This literal translation thing is pretty annoying. The correct English translation to me would be "I WILL go, if you go too" so why isn't it accepted? I suppose the average duolingo user can understand that "ik ga" is present tense, even though it translates to "I will go" in this case.
You misunderstood his post. His point is that Duolingo tends to ask and expect only literal translations as correct, no matter how awkward the translation is in English. "I go if you go too" is something nobody would say. You would say "I go if you do" or "I go if you go", but in this case neither of those are accepted.
An issue we all face is international English - i.e. an English spoken by millions of people whose native language is not English. We get very used to hearing people say "I go if you go too" and we understand it, but it is not natural.
The second issue is context. For most phrases in Duolingo, there is a translation that immediately jumps out at you as being the most natural: however in certain contexts, that translation would be wrong and another would fit better.
For this sentence, the two that come to my mind as the ones I would say are "I'll go if you go (too)" or "I'm going if you are (too)". It is almost impossible to think of a context where "I go if you go too" would work.

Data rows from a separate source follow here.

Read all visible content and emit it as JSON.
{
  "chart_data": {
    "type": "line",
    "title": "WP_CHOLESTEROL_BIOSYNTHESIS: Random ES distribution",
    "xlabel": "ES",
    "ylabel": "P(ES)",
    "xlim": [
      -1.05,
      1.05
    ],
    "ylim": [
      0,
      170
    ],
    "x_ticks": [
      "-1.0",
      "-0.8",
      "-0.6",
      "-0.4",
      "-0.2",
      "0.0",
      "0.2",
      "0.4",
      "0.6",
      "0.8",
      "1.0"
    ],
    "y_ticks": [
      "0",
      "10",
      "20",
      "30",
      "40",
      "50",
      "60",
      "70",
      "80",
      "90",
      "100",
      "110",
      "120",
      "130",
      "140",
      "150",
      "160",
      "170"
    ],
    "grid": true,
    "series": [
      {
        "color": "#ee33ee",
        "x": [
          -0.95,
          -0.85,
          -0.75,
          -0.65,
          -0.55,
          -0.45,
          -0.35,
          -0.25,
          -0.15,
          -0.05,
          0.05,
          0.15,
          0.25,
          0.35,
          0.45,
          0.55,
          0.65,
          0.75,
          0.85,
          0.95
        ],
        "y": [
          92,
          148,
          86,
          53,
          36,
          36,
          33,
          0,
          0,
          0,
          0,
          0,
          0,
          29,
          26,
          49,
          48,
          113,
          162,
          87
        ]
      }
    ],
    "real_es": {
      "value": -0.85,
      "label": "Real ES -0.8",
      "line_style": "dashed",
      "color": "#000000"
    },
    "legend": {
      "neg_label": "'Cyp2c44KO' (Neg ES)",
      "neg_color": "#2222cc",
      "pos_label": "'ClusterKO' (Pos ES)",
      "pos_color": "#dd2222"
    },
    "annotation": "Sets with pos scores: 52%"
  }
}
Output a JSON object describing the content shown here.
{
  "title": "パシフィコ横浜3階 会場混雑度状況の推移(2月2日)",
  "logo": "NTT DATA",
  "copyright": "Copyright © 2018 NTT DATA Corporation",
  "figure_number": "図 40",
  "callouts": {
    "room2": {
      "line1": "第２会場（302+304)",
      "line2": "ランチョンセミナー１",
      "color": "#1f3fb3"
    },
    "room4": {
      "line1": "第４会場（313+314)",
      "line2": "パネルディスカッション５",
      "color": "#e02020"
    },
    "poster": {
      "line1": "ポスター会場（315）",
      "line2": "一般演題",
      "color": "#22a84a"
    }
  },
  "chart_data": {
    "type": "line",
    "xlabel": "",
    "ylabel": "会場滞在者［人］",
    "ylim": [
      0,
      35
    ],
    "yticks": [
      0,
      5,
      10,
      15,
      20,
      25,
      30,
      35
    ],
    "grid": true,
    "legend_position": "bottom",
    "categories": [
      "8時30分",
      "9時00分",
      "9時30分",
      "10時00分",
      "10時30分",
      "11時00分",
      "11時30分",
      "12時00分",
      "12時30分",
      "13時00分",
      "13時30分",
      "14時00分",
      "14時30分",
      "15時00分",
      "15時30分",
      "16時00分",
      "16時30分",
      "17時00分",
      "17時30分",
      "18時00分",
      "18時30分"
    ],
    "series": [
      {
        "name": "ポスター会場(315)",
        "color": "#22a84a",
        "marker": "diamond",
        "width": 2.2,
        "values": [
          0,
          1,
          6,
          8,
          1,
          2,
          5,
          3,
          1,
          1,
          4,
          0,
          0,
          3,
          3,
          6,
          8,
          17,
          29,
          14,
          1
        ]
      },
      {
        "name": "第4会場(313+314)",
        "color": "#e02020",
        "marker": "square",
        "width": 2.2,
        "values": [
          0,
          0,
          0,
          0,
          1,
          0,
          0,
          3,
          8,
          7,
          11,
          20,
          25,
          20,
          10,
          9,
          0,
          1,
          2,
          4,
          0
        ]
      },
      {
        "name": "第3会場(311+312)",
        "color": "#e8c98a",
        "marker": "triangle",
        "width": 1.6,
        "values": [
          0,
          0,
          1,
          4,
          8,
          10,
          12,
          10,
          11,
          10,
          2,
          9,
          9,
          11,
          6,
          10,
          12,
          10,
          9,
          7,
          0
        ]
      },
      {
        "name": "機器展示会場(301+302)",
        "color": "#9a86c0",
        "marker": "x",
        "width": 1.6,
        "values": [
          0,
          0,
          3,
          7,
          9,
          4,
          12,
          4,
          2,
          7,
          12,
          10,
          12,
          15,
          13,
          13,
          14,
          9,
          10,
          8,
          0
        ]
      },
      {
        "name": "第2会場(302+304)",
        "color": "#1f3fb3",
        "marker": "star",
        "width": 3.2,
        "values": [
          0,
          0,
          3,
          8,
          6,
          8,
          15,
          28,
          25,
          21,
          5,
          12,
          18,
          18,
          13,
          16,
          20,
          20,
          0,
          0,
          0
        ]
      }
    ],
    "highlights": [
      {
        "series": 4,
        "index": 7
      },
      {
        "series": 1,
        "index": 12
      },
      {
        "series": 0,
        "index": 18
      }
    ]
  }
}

I'm not sure I get what you were trying to say.
As far as I know, indien and als (when als is used as a subordinating conjunction) are synonyms, the difference being that indien is more formal. Any thoughts from native speakers?
You can find more information about this here: https://onzetaal.nl/taaladvies/als-wanneer-indien
And here: https://www.taaltelefoon.be/als-indien
Sorry but all the information I found is in Dutch.
In my French-Dutch dictionary: "si" which means "if" was usually translated as "als".
"indien" was replaced with "à condition de" which is "on the condition of" which can also be replaced with "if", but you can see that it has a different flavor. I agree with AZ-Dude that it is closer to "but only if". .I would say "only if".
The example in the dictionary is "To pay a less expensive entry fee on condition of being at least 65 years old." http://dictionnaire.reverso.net/neerlandais-francais/indien
"mits" was replaced with "à condition que" which is "on the condition that" which again is very similar. I can see why you asked and I hope a Dutch expert gets back to us soon. In the following example it is used in "We'll buy the house on the condition that we can move in next month." http://dictionnaire.reverso.net/neerlandais-francais/mits/forced
This is what I found:
Indien= in case
Mits= provided that So the latter seems to be more 'forceful' or something.
In you first sentence, the condition the speaker is setting is that 'I' go, the consequence of the condition is that 'you' go (your 'going' depends on that 'I' go).
If I go, you go= you'll go (only) if I go.
In the original sentence, the condition the speaker is setting is that 'you' go, so that 'I' go.
If you go, I'll go= I'll go (only) if you go.
Sorry, but I cannot explain it any better, you're just inverting what is the condition and what it is that depends on that condition taking place.